Australia’s Attorney-General George Brandis is set to meet with a representative from Apple this week to discuss the subject of strong encryption, and how this relates to police and intelligence agency investigations.
Brandis is reportedly pushing for Apple to create a backdoor that would allow security agencies to circumvent Apple’s current end-to-end encryption.
Apple agreeing to voluntarily create such a backdoor would be his “first preference,” a report claims, but Brandis also told Sky News that, “we will also be legislating so that we do have that coercive power if need be if we don’t get the cooperation we seek.”
Another country protests encryption
Australia’s proposed new anti-encryption law is said to be similar to the U.K.’s Investigatory Powers Act, introduced in 2016. That particular law — also known as the “snooper’s charter”– was ruled illegal by the European Union’s highest court back in December.

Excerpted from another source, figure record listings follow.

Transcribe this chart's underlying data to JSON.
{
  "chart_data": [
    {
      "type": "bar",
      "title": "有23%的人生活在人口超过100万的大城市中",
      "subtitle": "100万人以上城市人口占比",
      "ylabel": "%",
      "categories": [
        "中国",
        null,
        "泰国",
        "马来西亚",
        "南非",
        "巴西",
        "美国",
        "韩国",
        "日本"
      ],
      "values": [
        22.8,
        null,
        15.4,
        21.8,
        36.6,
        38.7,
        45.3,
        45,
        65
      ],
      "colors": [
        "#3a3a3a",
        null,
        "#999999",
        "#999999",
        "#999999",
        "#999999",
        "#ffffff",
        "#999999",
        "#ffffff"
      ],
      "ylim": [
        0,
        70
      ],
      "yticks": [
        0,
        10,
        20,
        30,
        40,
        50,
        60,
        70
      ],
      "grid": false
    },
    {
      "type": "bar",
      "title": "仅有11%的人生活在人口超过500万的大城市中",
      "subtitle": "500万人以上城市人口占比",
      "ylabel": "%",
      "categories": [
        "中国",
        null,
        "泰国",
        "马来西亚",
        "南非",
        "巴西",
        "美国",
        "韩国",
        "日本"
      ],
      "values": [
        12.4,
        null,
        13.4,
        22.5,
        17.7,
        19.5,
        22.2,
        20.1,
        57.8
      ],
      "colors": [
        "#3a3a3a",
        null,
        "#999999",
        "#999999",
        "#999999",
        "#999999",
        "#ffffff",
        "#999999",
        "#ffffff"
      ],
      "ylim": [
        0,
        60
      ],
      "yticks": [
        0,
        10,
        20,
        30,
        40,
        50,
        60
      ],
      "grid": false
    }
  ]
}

Apple has yet to publicly comment on the Australian encryption crackdown. However, it is unlikely to be supportive. In the case of the Investigatory Powers Act, Apple criticized the bill during its draft stage, arguing that forcing companies to create backdoors in encryption services like iMessage could “hurt law-abiding citizens.”
Apple also spent much of last year arguing against similar rulings in the United States. Wikipedia founder Jimmy Wales also called for Apple to “refuse to sell iPhone in [the] U.K. if [the] government bans end-to-end encryption.”